Un autre des axes de réflexion du Tournant Gastronomique est la relation entre la cuisine et le gaspillage alimentaire. « Il y a une gastronomie de nécessité dans la société par opposition à un besoin de gastronomie », dit-il au début de son ouvrage. Escohotado questionne l’appropriation du concept de durabilité par une certaine industrie gastronomique, dénonçant que le Zéro Déchet est devenu un label marketing plutôt qu’une véritable pratique. « Maintenant, ils nous vendent la nécessité de récupérer les restes de cuisine comme s'il s'agissait d'une nouveauté, alors que les abats et les restes font partie de notre tradition culinaire », dit-il.

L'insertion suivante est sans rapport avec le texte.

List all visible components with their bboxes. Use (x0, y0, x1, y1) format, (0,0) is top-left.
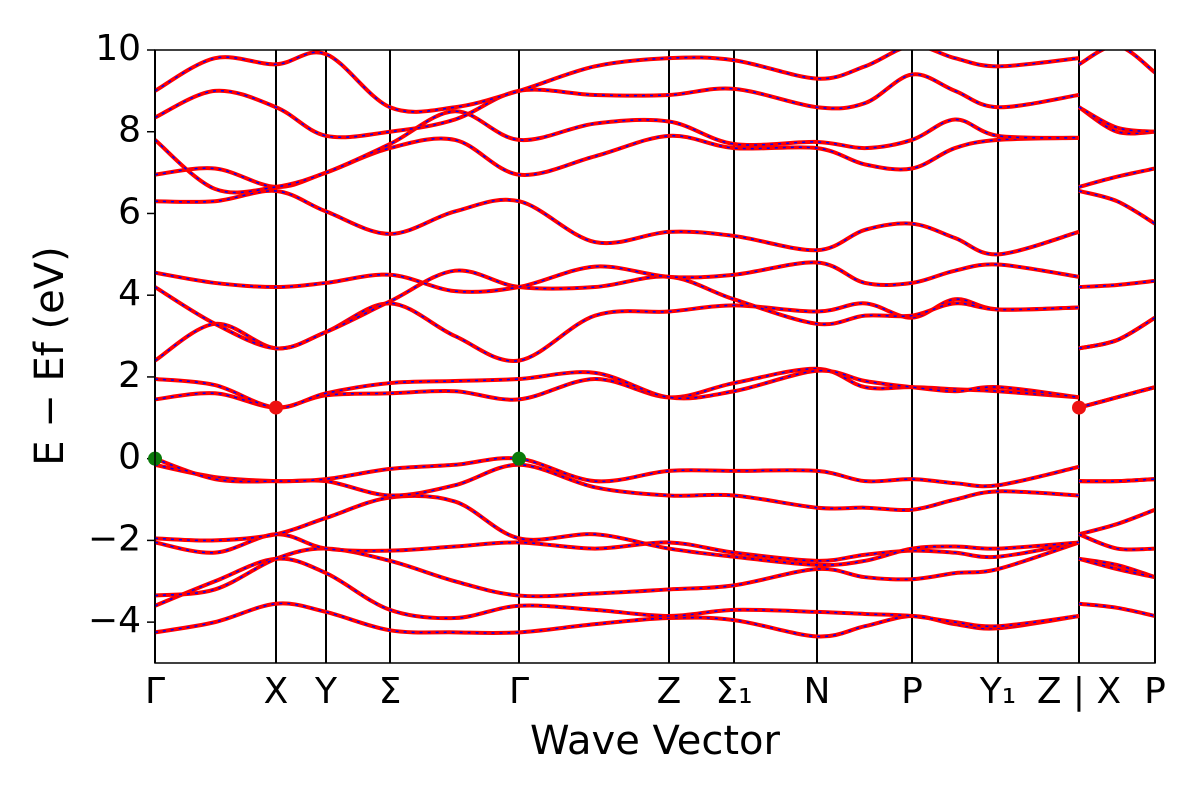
y-tick-label: −2 (88, 518, 141, 559)
band-line-dashed (155, 369, 1155, 409)
band-line (155, 188, 1155, 257)
y-tick-label: 6 (118, 191, 141, 232)
band-line-dashed (155, 457, 1155, 487)
y-tick-label: 8 (118, 110, 141, 151)
x-tick-label: P (1144, 671, 1166, 712)
band-line (155, 540, 1155, 599)
x-tick-label: Γ (509, 671, 529, 712)
extremum-point (1072, 400, 1086, 415)
band-line (155, 507, 1155, 563)
band-line-dashed (155, 135, 1155, 188)
band-line-dashed (155, 50, 1155, 113)
y-tick-label: 10 (95, 28, 141, 69)
band-line-dashed (155, 73, 1155, 139)
x-tick-label: N (804, 671, 831, 712)
x-tick-label: P (901, 671, 923, 712)
x-tick-label: Σ (379, 671, 402, 712)
y-axis-label: E − Ef (eV) (27, 246, 73, 465)
y-tick-label: 4 (118, 273, 141, 314)
x-tick-label: X (264, 671, 289, 712)
band-line-dashed (155, 541, 1155, 598)
band-line-dashed (155, 190, 1155, 256)
x-tick-label: Γ (145, 671, 165, 712)
band-line (155, 50, 1155, 114)
band-line-dashed (155, 106, 1155, 194)
band-line-dashed (155, 269, 1155, 350)
band-line-dashed (155, 261, 1155, 293)
extremum-point (512, 451, 526, 466)
x-tick-label: Y (314, 671, 338, 712)
x-tick-label: Z | X (1037, 671, 1121, 712)
y-tick-label: 2 (118, 355, 141, 396)
band-line (155, 368, 1155, 410)
extremum-point (269, 400, 283, 415)
x-axis-label: Wave Vector (530, 718, 781, 764)
y-tick-label: −4 (88, 600, 141, 641)
y-tick-label: 0 (118, 437, 141, 478)
plot-frame (154, 49, 1156, 664)
x-tick-label: Y₁ (979, 671, 1016, 712)
band-line-dashed (155, 495, 1155, 566)
x-tick-label: Σ₁ (715, 671, 752, 712)
band-line (155, 601, 1155, 639)
band-line (155, 72, 1155, 140)
x-tick-label: Z (657, 671, 682, 712)
band-line-dashed (155, 509, 1155, 562)
bands (155, 50, 1155, 639)
band-line (155, 456, 1155, 489)
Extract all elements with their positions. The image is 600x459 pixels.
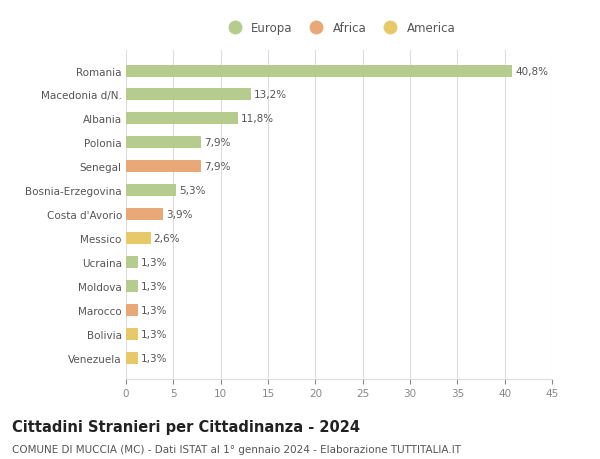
Text: 2,6%: 2,6% xyxy=(154,234,180,243)
Text: 13,2%: 13,2% xyxy=(254,90,287,100)
Text: 1,3%: 1,3% xyxy=(141,353,167,363)
Text: 1,3%: 1,3% xyxy=(141,305,167,315)
Bar xyxy=(126,89,251,101)
Text: Cittadini Stranieri per Cittadinanza - 2024: Cittadini Stranieri per Cittadinanza - 2… xyxy=(12,419,360,434)
Text: 40,8%: 40,8% xyxy=(515,67,548,76)
Bar xyxy=(126,352,139,364)
Text: 1,3%: 1,3% xyxy=(141,281,167,291)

Le concept de « cuisine de résistance » qu’il propose dans son livre répond au besoin de sauver l’alimentation en tant qu’acte culturel et social, loin des impositions du marché. « La nourriture est une fête, c’est un excès, c’est un partage », dit-il. « On ne peut pas le réduire à un exercice de marketing ou à une succession de recettes qui, en revanche, ne nous apprennent pas à manger. »
L’un des aspects les plus provocateurs du livre est sa critique de la figure de « la grand-mère » comme emblème de la cuisine traditionnelle. « Grand-mère est devenue une entité », dit Escohotado. « Comme si les grands-mères n’avaient fait que des ragoûts maison et des pots de confiture, en ignorant qu’elles étaient aussi des femmes qui travaillaient, qui avaient vécu Mai 68 ou qui enlevaient leur soutien-gorge sur la plage. » Pour l’auteur, cette idéalisation répond à une stratégie commerciale qui cherche à apporter de l’authenticité à la gastronomie contemporaine sans une véritable réflexion sur son histoire et son évolution. Avec un style direct et un sens de l'humour, El giro gastronómico . De l'avant-garde au déchet , il dévoile et expose de nombreuses problématiques jusqu'ici peu ou pas abordées.